Before he had gone far with his story, the faraway look had fallen upon Loristan’s face—the look Marco had known so well all his life. He sat turned a little sidewise from the boy, his elbow resting on the table and his forehead on his hand. He looked down at the worn carpet at his feet, and so he looked as he listened to the end. It was as if some new thought were slowly growing in his mind as Marco went on talking and enlarging on The Rat’s plan. He did not even look up or change his position as he answered, “Yes. I think so.”

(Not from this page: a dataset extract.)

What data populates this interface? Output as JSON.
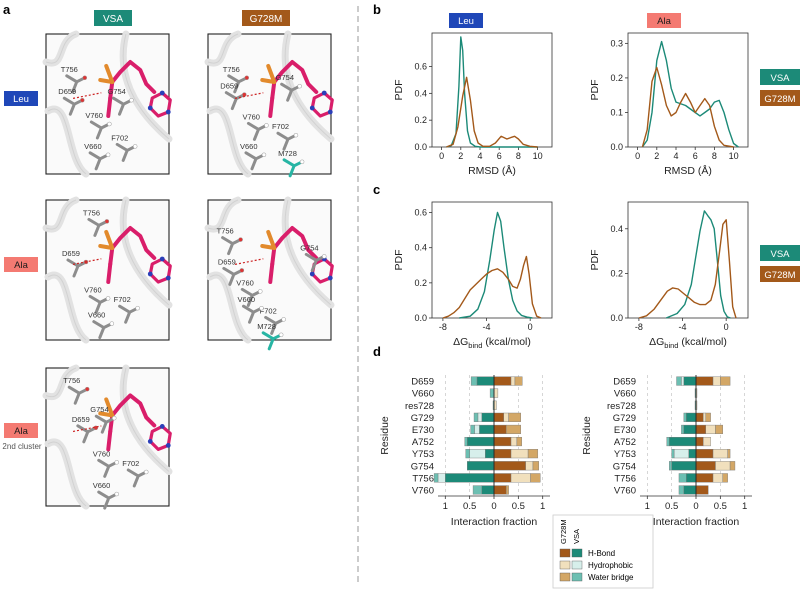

But, because of the deep and growing thought in his face, Marco’s courage increased. His first fear that this part of the planning might seem so bold and reckless that it would only appear to belong to a boyish game, gradually faded away for some strange reason. His father had said that the first part of The Rat’s imaginings had not seemed quite like a game to him, and now—even now—he was not listening as if he were listening to the details of mere exaggerated fancies. It was as if the thing he was hearing was not wildly impossible. Marco’s knowledge of Continental countries and of methods of journeying helped him to enter into much detail and give realism to his plans.
“Sometimes we could pretend we knew nothing but English,” he said. “Then, though The Rat could not understand, I could. I should always understand in each country. I know the cities and the places we should want to go to. I know how boys like us live, and so we should not do anything which would make the police angry or make people notice us. If any one asked questions, I would let them believe that I had met The Rat by chance, and we had made up our minds to travel together because people gave more money to a boy who sang if he was with a cripple. There was a boy who used to play the guitar in the streets of Rome, and he always had a lame girl with him, and every one knew it was for that reason. When he played, people looked at the girl and were sorry for her and gave her soldi. You remember.”
“Yes, I remember. And what you say is true,” Loristan answered.
Marco leaned forward across the table so that he came closer to him. The tone in which the words were said made his courage leap like a flame. To be allowed to go on with this boldness was to feel that he was being treated almost as if he were a man. If his father had wished to stop him, he could have done it with one quiet glance, without uttering a word. For some wonderful reason he did not wish him to cease talking. He was willing to hear what he had to say—he was even interested.
“You are growing older,” he had said the night he had revealed the marvelous secret. “Silence is still the order, but you are man enough to be told more.”
Was he man enough to be thought worthy to help Samavia in any small way—even with boyish fancies which might contain a germ of some thought which older and wiser minds might make useful? Was he being listened to because the plan, made as part of a game, was not an impossible one—if two boys who could be trusted could be found? He caught a deep breath as he went on, drawing still nearer and speaking so low that his tone was almost a whisper.